Yeelen
6.8
Yeelen

Film de Souleymane Cissé (1987)

Décidément, le cinéma d'Afrique noire n'en finit pas de m'étonner. Marginalisé et méconnu d'un bien grand nombre, il est d'autant plus regrettable de voir un perpétuel dédain de notre population à son égard. Quelque part, je ne peux m'empêcher de trouver cette situation assez ironique vu que notre époque fait la part belle aux quotas et à cette obsession de la représentation des minorités par une armada de militants d'opérette passant leur vie à oeuvrer sur les réseaux sociaux. Prônant l'ouverture culturelle, on ne les entend bizarrement jamais sur la situation du Septième Art africain. Personnellement, je pense sincèrement qu'ils n'en ont en réalité absolument rien à f*utre de ce qu'il se passe hors de leur pays et ne voient le cinéma qu'à travers le prisme occidental. Une énième hypocrisie et dissonance cognitive du camp de la bien-pensance.


Et Dieu sait ce que ces pays tristement pauvres ont à nous offrir en terme de richesse et de connaissances.

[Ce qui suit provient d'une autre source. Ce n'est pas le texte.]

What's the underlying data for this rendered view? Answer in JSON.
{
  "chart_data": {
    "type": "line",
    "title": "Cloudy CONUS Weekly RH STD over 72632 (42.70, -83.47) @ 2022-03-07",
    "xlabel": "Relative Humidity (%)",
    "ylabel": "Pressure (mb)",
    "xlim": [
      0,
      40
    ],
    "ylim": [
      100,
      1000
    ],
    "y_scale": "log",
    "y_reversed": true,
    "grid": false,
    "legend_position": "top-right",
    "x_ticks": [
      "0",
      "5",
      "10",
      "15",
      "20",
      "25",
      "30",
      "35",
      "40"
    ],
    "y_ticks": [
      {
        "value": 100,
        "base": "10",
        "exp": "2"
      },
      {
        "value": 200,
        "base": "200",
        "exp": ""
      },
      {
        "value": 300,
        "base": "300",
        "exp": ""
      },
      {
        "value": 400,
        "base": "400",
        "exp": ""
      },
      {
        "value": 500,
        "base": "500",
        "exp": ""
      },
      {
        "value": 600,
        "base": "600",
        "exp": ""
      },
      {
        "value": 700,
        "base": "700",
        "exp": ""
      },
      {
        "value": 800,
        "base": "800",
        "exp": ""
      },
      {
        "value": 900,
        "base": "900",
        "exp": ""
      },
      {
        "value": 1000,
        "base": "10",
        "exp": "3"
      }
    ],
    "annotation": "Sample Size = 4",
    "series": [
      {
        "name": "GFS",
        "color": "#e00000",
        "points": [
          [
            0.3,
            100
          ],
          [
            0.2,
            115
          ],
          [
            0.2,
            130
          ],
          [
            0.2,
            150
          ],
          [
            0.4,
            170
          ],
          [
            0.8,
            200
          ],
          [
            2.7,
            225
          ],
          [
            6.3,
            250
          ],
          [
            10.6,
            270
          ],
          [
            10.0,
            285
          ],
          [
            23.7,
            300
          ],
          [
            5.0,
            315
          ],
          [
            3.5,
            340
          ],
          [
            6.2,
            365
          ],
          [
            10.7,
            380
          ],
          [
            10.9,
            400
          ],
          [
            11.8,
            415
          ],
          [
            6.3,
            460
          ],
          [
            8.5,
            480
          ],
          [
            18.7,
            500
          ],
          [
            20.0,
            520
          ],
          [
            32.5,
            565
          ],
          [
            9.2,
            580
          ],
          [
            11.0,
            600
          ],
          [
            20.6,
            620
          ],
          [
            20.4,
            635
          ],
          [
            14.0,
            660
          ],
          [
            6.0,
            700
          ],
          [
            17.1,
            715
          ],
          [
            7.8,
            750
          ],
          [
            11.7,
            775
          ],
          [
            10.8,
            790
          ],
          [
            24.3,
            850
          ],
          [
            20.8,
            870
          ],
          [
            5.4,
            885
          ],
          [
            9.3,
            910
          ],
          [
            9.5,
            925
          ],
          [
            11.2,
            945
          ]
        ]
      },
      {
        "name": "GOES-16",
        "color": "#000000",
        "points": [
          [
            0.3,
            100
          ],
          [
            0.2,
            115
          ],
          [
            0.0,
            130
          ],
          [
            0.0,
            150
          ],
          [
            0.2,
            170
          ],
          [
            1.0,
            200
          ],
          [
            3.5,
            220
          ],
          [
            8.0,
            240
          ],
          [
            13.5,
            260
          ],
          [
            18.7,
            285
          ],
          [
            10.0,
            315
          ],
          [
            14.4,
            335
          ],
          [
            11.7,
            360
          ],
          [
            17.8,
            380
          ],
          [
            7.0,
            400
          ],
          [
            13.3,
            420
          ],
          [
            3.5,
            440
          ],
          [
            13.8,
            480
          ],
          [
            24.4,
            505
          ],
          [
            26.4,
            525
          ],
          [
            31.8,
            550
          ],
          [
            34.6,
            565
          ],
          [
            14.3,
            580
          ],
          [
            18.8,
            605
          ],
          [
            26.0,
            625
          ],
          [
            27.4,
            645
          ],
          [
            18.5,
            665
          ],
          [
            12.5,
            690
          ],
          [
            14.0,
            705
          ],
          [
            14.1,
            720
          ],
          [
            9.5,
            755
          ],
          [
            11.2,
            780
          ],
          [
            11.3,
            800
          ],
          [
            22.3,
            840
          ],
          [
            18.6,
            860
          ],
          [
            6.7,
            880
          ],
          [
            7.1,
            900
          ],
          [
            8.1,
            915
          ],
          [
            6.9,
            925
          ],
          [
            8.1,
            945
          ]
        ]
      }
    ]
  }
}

A déaut de revisiter les grands classiques de notre jeunesse par un minable Hollywood qui n'est plus que l'ombre de lui-même, penchons nous plutôt sur le VRAI folklore africain. Celui que les chiens de garde du wokisme ignorent par pure médiocrité intellectuelle. J'attendais avec grande impatience de le voir ce Yeelen, oeuvre fantastique nous amenant à plonger dans les légendes ancestrales se transmettant de bouche à oreille et dont l'impact sur la société malienne était encore prégnante (et je pense l'est toujours). Le Mali, ce si beau pays désormais lacéré par la folie arriérée islamiste. Et pour une première approche de la filmo de Cissé, autant dire que mon choix fut plus que judicieux car il a fait très fort et ce n'est pas pour rien si ce film est considéré comme un classique.


Dans Yeelen il y sera question de mythes où un jeune homme méprisé par son père entreprend un rite initiatique dans la savane en quête de vérité sur lui-même et aussi dans le but de partager ses connaissances avec les non élus. Etant issu de la tribu des bambaras partageant un culte apparenté à la sorcellerie, il renie ce comportement sectaire et ne rêve que de fuite en avant. Son périple l'amène à refonder son lien avec la famille et à s'ouvrir au sexe opposé, en même temps que la menace du père ayant lancé une vendetta contre lui se poursuit inlassablement avec le pilon magique.


Oui Yeelen n'est pas le film africain le plus facile d'accès que l'on ai vu. Son dépaysement émerveille mais peut aussi décontenancer par ses us et coutumes qui ne nous sont pas accessibles à nous petits occidentaux. La magie est prépondérante et riche en symbolique. Les effets spéciaux ne peuvent même pas se compter sur les doigts d'une main mais font toutefois mouche malgré le manque de moyens. L'épisode des abeilles étant sans conteste le passage le plus saisissant.


Comme il était attendu au vu de sa réputation, les décors nous scotchent à notre propre siège. Ensoleillés, filmés en plans larges, intimistes aussi quand la caméra se balade dans les petits hameaux perdus au beau milieu de la faune. Le soleil brûle, l'air est étouffant. Le tam-tam donne le tempo à la formidable avancée prométhéenne de Niankoro. Yeelen est un film qui se vit plus qu'il ne se décrit et la fin ouverte sera sujette à débat. Personnellement, je dirai qu'elle symbolise la fin d'un monde, le sacrifice pour repartir sur de meilleures bases avec l'enfant représentant l'avenir.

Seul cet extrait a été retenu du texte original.